Um paciente de 30 anos chega à emergência referindo febre, calafrios e dor pélvica de forte intensidade, com piora progressiva nas últimas 24h. Refere vida sexual ativa e uso de contraceptivo hormonal oral. Ao exame, a paciente apresenta dor importante ao toque vaginal, com presença de lesão em fossa ilíaca esquerda, confirmada como massa heterogênea ao ultrassom transvaginal. Assinale qual é a melhor conduta para a paciente.

Alternativas

  1. A) Indicar laparotomia após 4 horas do início do antibiótico.
  2. B) A laparoscopia é a melhor via de abordagem dos abscessos pélvicos.
  3. C) Drenar o abscesso por colpotomia, junto com o início do uso do antibiótico.
  4. D) Iniciar imediatamente com antibiótico e observar a resposta clínica em 48 horas.
  5. E) Fazer punção da massa guiada por ultrassom e, se confirmado o diagnóstico, iniciar antibiótico.

Pérola Clínica

Abscesso tubo-ovariano (ATO) → Iniciar ATB empírico e observar resposta clínica por 48-72h antes de considerar cirurgia.

Resumo-Chave

O tratamento inicial para abscesso tubo-ovariano (ATO) não roto é sempre clínico, com antibioticoterapia de amplo espectro. A maioria dos casos responde bem aos antibióticos, e a cirurgia (drenagem ou ressecção) é reservada para falha do tratamento clínico, ruptura do abscesso ou piora do quadro.

Contexto Educacional

O abscesso tubo-ovariano (ATO) é uma complicação grave da Doença Inflamatória Pélvica (DIP), caracterizado pela formação de uma massa inflamatória e purulenta envolvendo a tuba uterina e o ovário. A DIP é uma infecção ascendente do trato genital feminino superior, geralmente polimicrobiana, com Chlamydia trachomatis e Neisseria gonorrhoeae sendo patógenos comuns, mas também envolvendo bactérias entéricas e anaeróbias. O diagnóstico é clínico, com suporte de exames de imagem como a ultrassonografia transvaginal. A conduta inicial para o ATO não roto é sempre conservadora, baseada em antibioticoterapia intravenosa de amplo espectro. A maioria das pacientes (70-80%) responde bem ao tratamento clínico em 48-72 horas, com melhora da febre, dor e redução da massa. A observação rigorosa da resposta clínica é fundamental, e a transição para antibióticos orais pode ser feita após melhora. A intervenção cirúrgica, seja por laparoscopia ou laparotomia, é reservada para casos de falha do tratamento clínico, ruptura do abscesso, abscesso de grande volume ou quando há incerteza diagnóstica. A drenagem percutânea guiada por imagem pode ser uma alternativa em casos selecionados. O residente deve dominar o manejo clínico e saber identificar os critérios para indicação cirúrgica, visando preservar a fertilidade da paciente sempre que possível.

Perguntas Frequentes

Qual a antibioticoterapia inicial recomendada para abscesso tubo-ovariano?

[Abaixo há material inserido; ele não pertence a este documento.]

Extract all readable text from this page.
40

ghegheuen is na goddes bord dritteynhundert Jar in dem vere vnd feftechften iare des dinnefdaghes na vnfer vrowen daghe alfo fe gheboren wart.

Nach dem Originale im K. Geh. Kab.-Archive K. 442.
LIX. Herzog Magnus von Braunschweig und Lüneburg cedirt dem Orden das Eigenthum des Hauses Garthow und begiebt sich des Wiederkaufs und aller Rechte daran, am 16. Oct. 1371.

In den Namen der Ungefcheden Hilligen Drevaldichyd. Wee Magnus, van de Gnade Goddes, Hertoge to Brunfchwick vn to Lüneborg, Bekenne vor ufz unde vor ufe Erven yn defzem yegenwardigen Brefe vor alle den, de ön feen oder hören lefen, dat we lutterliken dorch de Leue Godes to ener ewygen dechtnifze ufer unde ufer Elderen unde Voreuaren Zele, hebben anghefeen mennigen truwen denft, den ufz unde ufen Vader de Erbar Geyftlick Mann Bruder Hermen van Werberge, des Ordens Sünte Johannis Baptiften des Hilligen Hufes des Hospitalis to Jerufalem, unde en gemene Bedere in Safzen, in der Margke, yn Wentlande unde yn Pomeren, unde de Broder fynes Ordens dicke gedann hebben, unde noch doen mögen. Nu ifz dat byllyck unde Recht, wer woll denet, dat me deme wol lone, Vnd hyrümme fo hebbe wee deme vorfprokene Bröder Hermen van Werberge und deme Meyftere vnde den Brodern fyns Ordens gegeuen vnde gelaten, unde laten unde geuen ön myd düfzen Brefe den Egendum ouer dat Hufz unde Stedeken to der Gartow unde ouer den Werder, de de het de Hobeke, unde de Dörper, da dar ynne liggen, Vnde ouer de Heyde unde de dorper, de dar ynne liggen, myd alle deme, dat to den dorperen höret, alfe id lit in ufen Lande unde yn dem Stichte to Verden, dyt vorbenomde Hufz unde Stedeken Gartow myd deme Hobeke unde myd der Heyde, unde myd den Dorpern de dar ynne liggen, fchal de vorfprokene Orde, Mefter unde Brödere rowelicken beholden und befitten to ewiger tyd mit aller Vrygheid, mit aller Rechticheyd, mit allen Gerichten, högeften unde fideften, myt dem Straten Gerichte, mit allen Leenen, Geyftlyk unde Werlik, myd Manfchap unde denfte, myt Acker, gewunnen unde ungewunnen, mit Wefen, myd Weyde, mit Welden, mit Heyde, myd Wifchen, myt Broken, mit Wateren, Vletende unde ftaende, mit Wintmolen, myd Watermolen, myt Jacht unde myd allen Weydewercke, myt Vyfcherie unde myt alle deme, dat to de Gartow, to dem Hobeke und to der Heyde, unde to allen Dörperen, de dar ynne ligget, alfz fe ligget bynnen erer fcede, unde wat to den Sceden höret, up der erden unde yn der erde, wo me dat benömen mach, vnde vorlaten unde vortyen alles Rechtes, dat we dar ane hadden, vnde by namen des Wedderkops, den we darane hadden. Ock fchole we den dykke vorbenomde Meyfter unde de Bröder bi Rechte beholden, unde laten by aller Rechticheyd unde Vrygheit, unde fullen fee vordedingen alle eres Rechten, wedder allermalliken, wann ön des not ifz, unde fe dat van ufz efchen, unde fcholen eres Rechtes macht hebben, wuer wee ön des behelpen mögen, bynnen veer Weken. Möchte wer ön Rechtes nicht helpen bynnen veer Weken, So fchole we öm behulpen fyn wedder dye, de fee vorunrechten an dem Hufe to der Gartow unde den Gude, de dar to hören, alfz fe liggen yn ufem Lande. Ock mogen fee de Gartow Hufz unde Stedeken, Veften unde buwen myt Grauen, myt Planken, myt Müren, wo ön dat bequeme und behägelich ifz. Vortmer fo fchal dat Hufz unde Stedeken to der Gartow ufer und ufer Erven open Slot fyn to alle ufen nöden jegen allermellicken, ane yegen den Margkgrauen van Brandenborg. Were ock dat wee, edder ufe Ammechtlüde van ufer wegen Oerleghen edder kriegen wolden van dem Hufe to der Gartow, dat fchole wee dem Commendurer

A antibioticoterapia inicial deve ser de amplo espectro, cobrindo anaeróbios, Gram-negativos e Gram-positivos. Esquemas comuns incluem Clindamicina + Gentamicina, ou Cefoxitina + Doxiciclina, ou Piperacilina/Tazobactam, administrados por via intravenosa.

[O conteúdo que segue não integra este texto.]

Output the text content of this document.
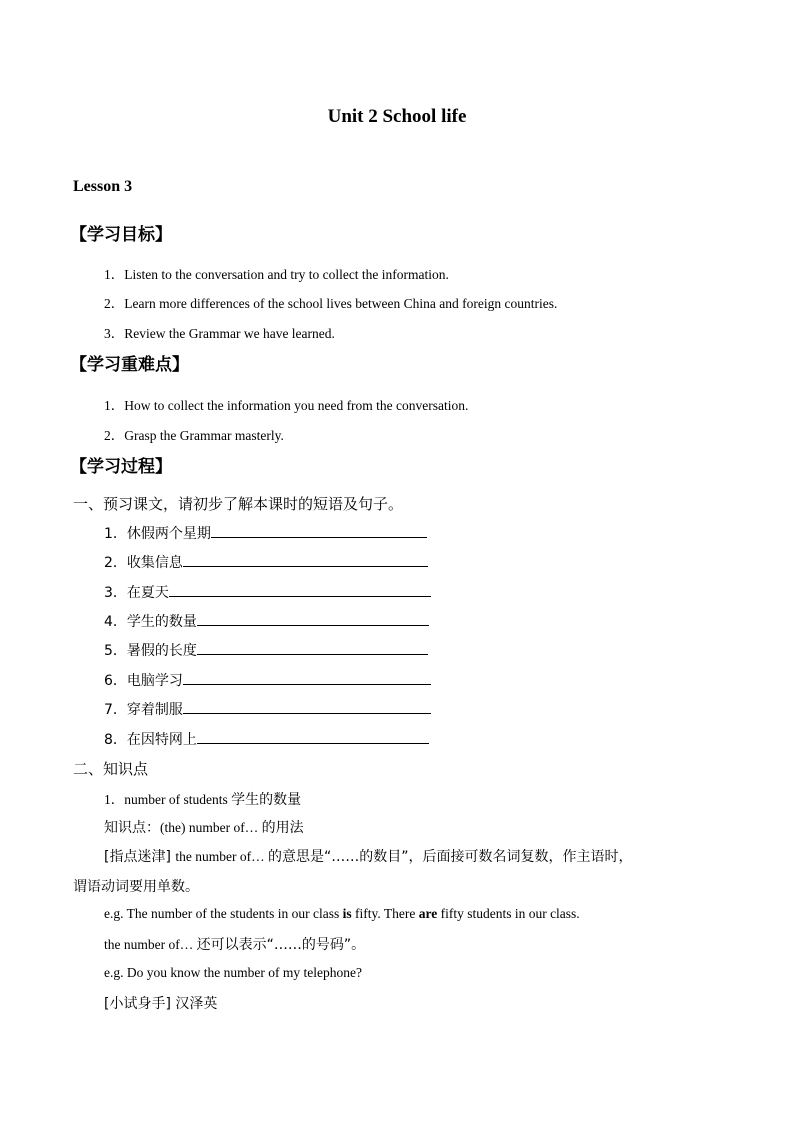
Unit 2 School life
Lesson 3
【学习目标】
1．Listen to the conversation and try to collect the information.
2．Learn more differences of the school lives between China and foreign countries.
3．Review the Grammar we have learned.
【学习重难点】
1．How to collect the information you need from the conversation.
2．Grasp the Grammar masterly.
【学习过程】
一、预习课文，请初步了解本课时的短语及句子。
1．休假两个星期
2．收集信息
3．在夏天
4．学生的数量
5．暑假的长度
6．电脑学习
7．穿着制服
8．在因特网上
二、知识点
1．number of students 学生的数量
知识点：(the) number of… 的用法
[指点迷津] the number of… 的意思是“……的数目”，后面接可数名词复数，作主语时，
谓语动词要用单数。
e.g. The number of the students in our class is fifty. There are fifty students in our class.
the number of… 还可以表示“……的号码”。
e.g. Do you know the number of my telephone?
[小试身手] 汉泽英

Quando a intervenção cirúrgica é indicada para abscesso tubo-ovariano?

A cirurgia é indicada em casos de falha do tratamento clínico após 48-72 horas, ruptura do abscesso, piora do quadro clínico, abscesso de grande volume (> 8-10 cm) ou quando há suspeita de outra patologia cirúrgica associada.

Quais são os principais fatores de risco para Doença Inflamatória Pélvica (DIP) e abscesso tubo-ovariano?

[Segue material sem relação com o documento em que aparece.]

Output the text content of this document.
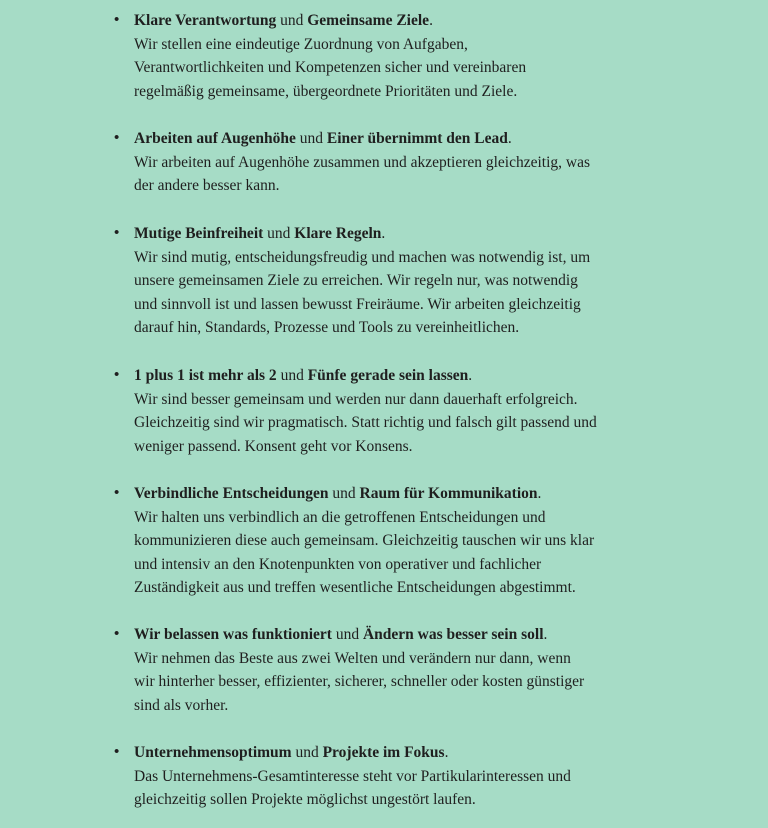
• Klare Verantwortung und Gemeinsame Ziele.
Wir stellen eine eindeutige Zuordnung von Aufgaben,
Verantwortlichkeiten und Kompetenzen sicher und vereinbaren
regelmäßig gemeinsame, übergeordnete Prioritäten und Ziele.
• Arbeiten auf Augenhöhe und Einer übernimmt den Lead.
Wir arbeiten auf Augenhöhe zusammen und akzeptieren gleichzeitig, was
der andere besser kann.
• Mutige Beinfreiheit und Klare Regeln.
Wir sind mutig, entscheidungsfreudig und machen was notwendig ist, um
unsere gemeinsamen Ziele zu erreichen. Wir regeln nur, was notwendig
und sinnvoll ist und lassen bewusst Freiräume. Wir arbeiten gleichzeitig
darauf hin, Standards, Prozesse und Tools zu vereinheitlichen.
• 1 plus 1 ist mehr als 2 und Fünfe gerade sein lassen.
Wir sind besser gemeinsam und werden nur dann dauerhaft erfolgreich.
Gleichzeitig sind wir pragmatisch. Statt richtig und falsch gilt passend und
weniger passend. Konsent geht vor Konsens.
• Verbindliche Entscheidungen und Raum für Kommunikation.
Wir halten uns verbindlich an die getroffenen Entscheidungen und
kommunizieren diese auch gemeinsam. Gleichzeitig tauschen wir uns klar
und intensiv an den Knotenpunkten von operativer und fachlicher
Zuständigkeit aus und treffen wesentliche Entscheidungen abgestimmt.
• Wir belassen was funktioniert und Ändern was besser sein soll.
Wir nehmen das Beste aus zwei Welten und verändern nur dann, wenn
wir hinterher besser, effizienter, sicherer, schneller oder kosten günstiger
sind als vorher.
• Unternehmensoptimum und Projekte im Fokus.
Das Unternehmens-Gesamtinteresse steht vor Partikularinteressen und
gleichzeitig sollen Projekte möglichst ungestört laufen.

Os principais fatores de risco incluem múltiplos parceiros sexuais, história prévia de DIP, infecções sexualmente transmissíveis (ISTs), uso de DIU (especialmente nos primeiros meses), e procedimentos intrauterinos. O uso de contraceptivo hormonal oral não protege contra ISTs, mas pode mascarar sintomas.